Au cours d’un débat entre politiciens congolais, l’un des protagonistes a qualifié la RDC de  « république bananière ». Il faisait allusion à une altercation publique qui avait eu lieu entre deux responsables politico-administratifs de haut rang. Mais que signifie réellement ce concept ?

La locution nominale « Une république bananière » désigne, à l’origine, un pays peu développé, dont l’économie repose quasiment sur une seule production, la banane, et où une petite oligarchie règne en maître, avec le soutien de multinationales opérant dans l’agroalimentaire. Par extension, cette expression qualifie un régime politique dictatorial et corrompu.
Suivez-moi dans ce long périple en Amérique latine, plus précisément au Guatemala, et découvrons ensemble dans quel contexte est née cette expression.  

Le Guatemala est un petit pays d’Amérique centrale, voisin du Mexique, du Salvador et du Honduras. Il couvre 108.889 km2 pour environ 13.000.000 d’habitants. L’économie du Guatemala repose en grande partie sur la production de bananes. 
À la suite de l’assassinat, début 1898, du président de la République, José María Reina Barrios, Manuel Estrada Cabrera assume l’intérim, jusqu’à sa propre élection à la présidence, en 1904. Il accomplit un premier mandat en accord avec la Constitution, puis, la modifie, de sorte qu’il est reconduit, en 1910 et en 1916.

Les attributs d’une république bananière réunis

Ce régime se caractérise par la diversification et la consolidation de la fortune des dirigeants par la production bananière ; la mise sous tutelle, dès l’année 1901, de l’économie et de la politique du pays par la société nord-américaine United Fruit Company, principal producteur de bananes.
Hormis dans l’agriculture et les plantations fruitières, la mainmise de United Fruit Company s’exerce dans des domaines aussi variés que la communication et les transports, le bâtiment et les travaux publics, la fiscalité et les finances publiques, le tarif douanier et les échanges internationaux. La politique du Guatemala est donc d’abord discutée et décidée dans les bureaux de la Company.

Le Guatemala se caractérise également par la limitation, puis la liquidation des libertés publiques et de toute pratique démocratique ainsi que la répression sévère de l’opposition civile et militaire par la police secrète. Mais aussi le musellement de la presse et l’interdiction des pratiques syndicales et associatives, sous peine de poursuites en justice, la militarisation des plantations et l’enrichissement personnel de Manuel Estrada Cabrera et de ses collaborateurs.
L’étatisation et l’officialisation de fêtes privées, qui deviennent des « fêtes nationales », les jours anniversaires de la naissance du président et de sa mère sont également célébrés. En mars 1920, le dictateur est renversé par une coalition de tous les mouvements d’opposition. Arrêté, il meurt en prison, après avoir été contraint de rembourser l’argent détourné.
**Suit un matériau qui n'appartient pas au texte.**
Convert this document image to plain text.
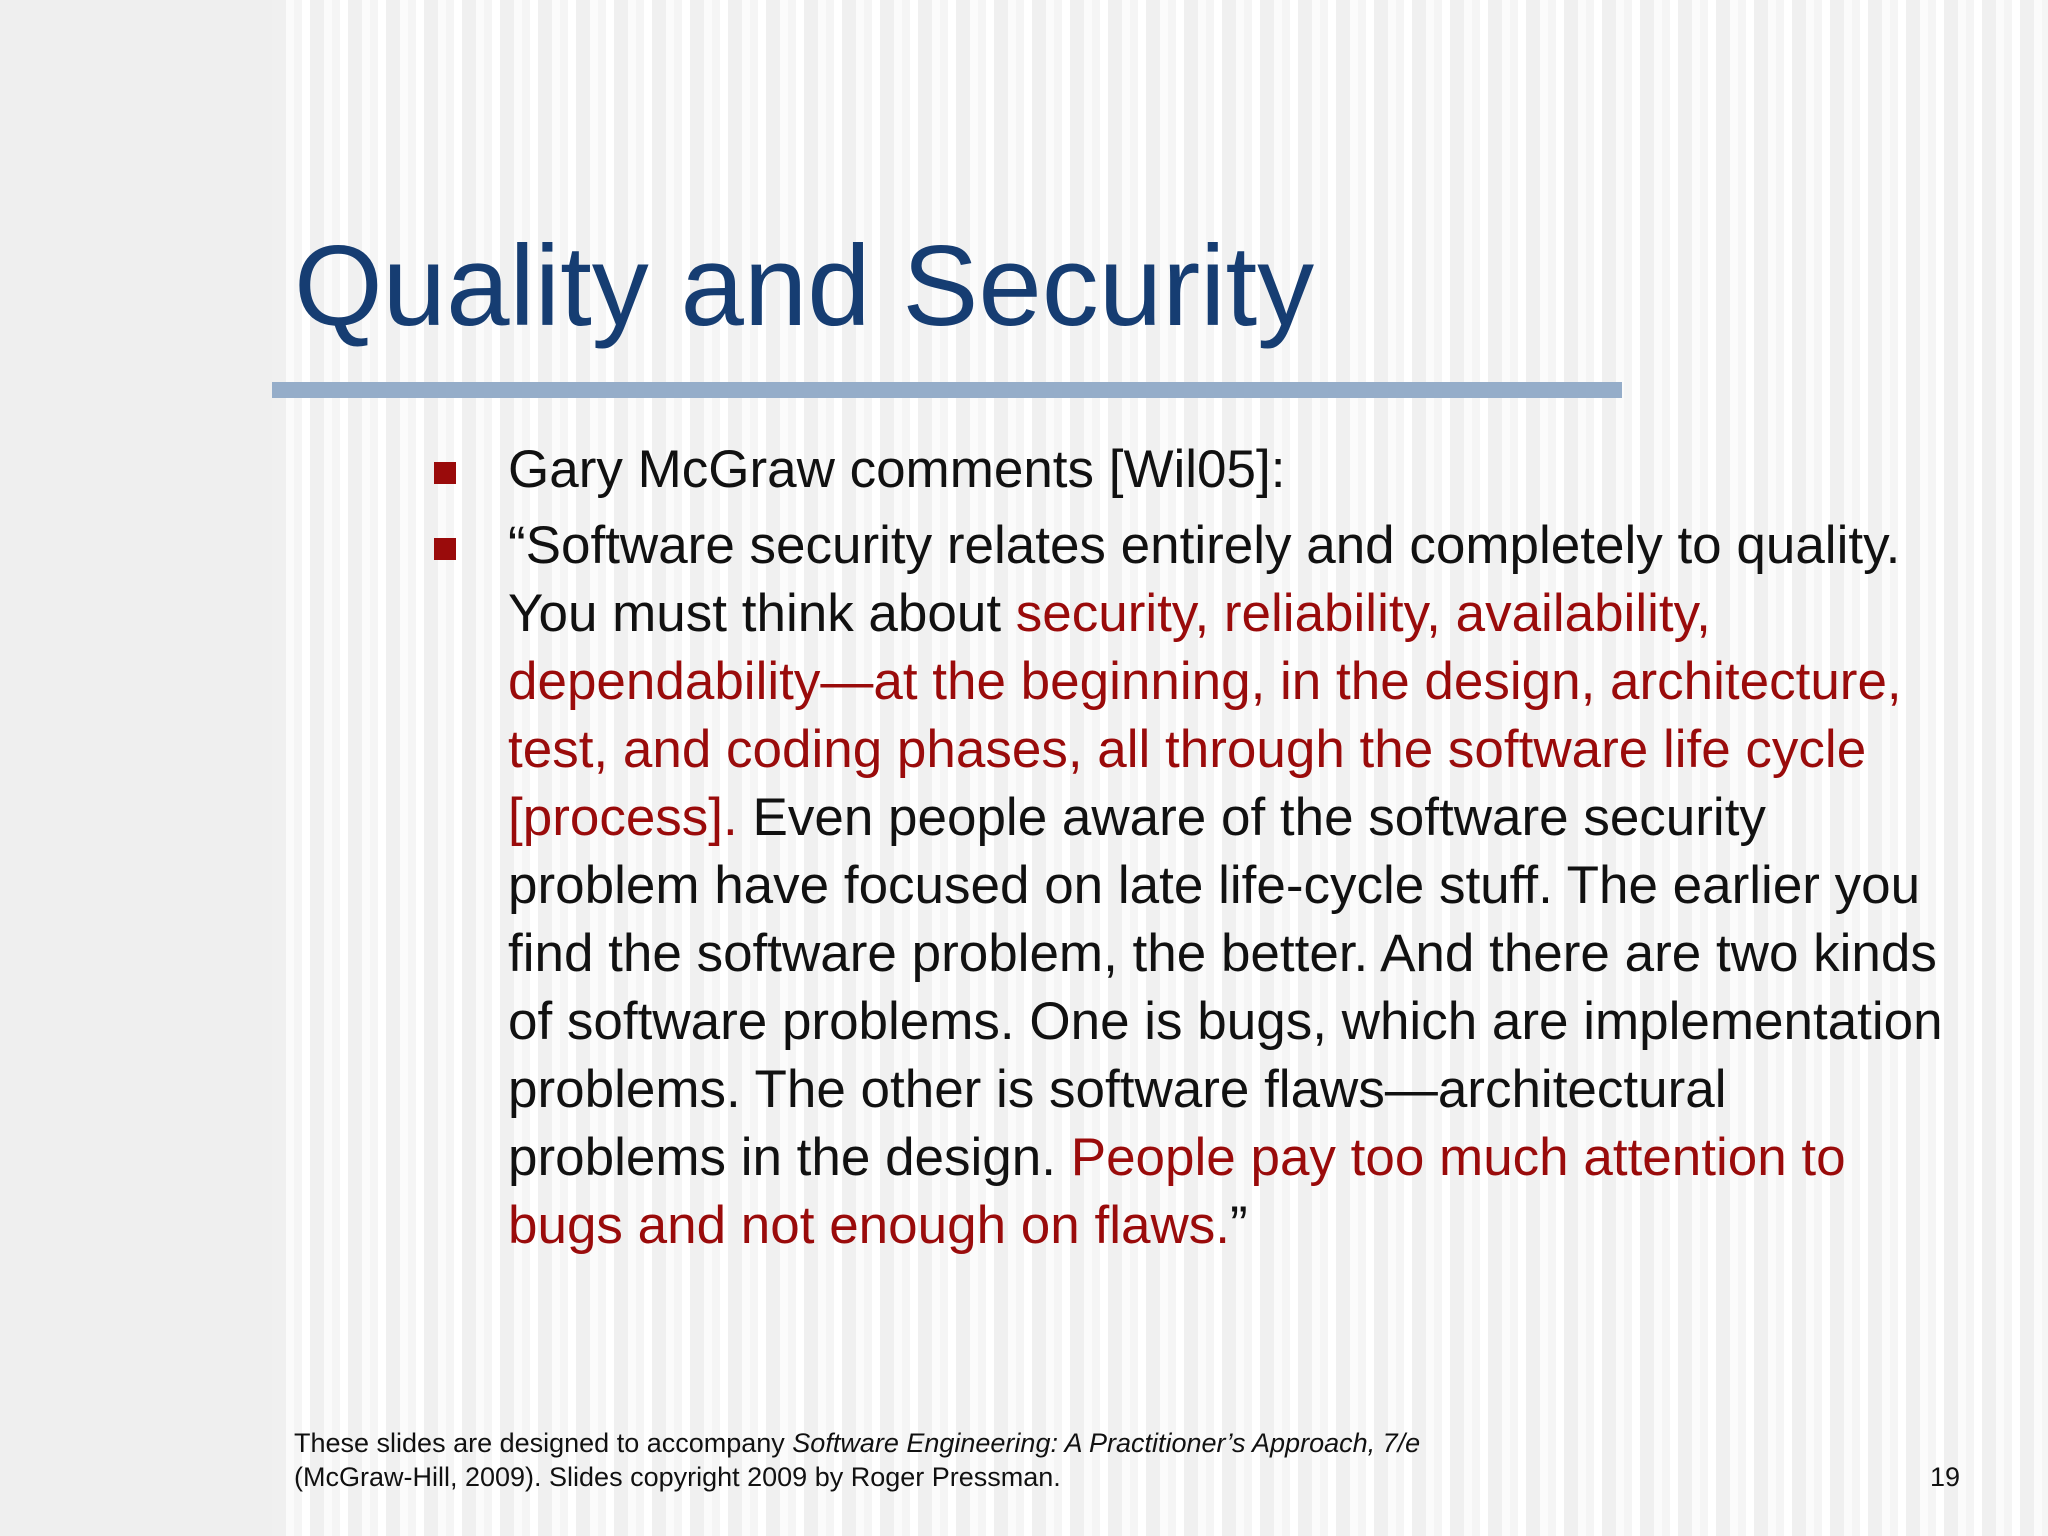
Quality and Security
Gary McGraw comments [Wil05]:
“Software security relates entirely and completely to quality. You must think about security, reliability, availability, dependability—at the beginning, in the design, architecture, test, and coding phases, all through the software life cycle [process]. Even people aware of the software security problem have focused on late life-cycle stuff. The earlier you find the software problem, the better. And there are two kinds of software problems. One is bugs, which are implementation problems. The other is software flaws—architectural problems in the design. People pay too much attention to bugs and not enough on flaws.”
These slides are designed to accompany Software Engineering: A Practitioner’s Approach, 7/e
(McGraw-Hill, 2009). Slides copyright 2009 by Roger Pressman.	19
Des ressemblances avec d’autres régimes connus ?

Chaque fois que dans un pays, certaines des conditions que nous venons de décrire sont remplies, vous serez fondés à le qualifier de « république bananière », ou, selon des néologismes apparus il y a peu, de « Gondwana » ou « de pays de merde ».
Pour bien montrer l’intime collusion qui existe, dans une république bananière, entre le monde des affaires et le monde politique, il est bon de signaler que la fameuse société United Fruit Company, qui faisait la pluie et le beau temps dans de nombreux pays d’Amérique latine, avait pour actionnaire principal un certain John Foster Dulles, qui occupera les fonctions prestigieuses de Secrétaire d’État dans l’Administration américaine.

Son frère cadet, Allen Welsh Dulles, fut le premier Directeur non militaire de la Central Intelligency Agency, plus connue sous le sigle « CIA ». À ce titre Allen Dulles assura la supervision, en 1954, d’un coup d’état au Guatemala.
Autour de nous, certains dirigeants ou anciens dirigeants connus se sont également employés, avec leurs familles, à détenir, à eux seuls, selon certaines Organisations non gouvernementales spécialisées dans la lutte contre la corruption, jusqu’à une centaine d’entreprises opérant dans les secteurs-clefs de l’économie, dont les mines, l’importation et la distribution de produits alimentaires de consommation courante.
Pour que votre connaissance soit parfaite, sachez que l’expression « une république bananière » a été créée par le journaliste-écrivain novelliste William Sydney Porter, plus connu par le grand public sous le pseudonyme de O. Henry.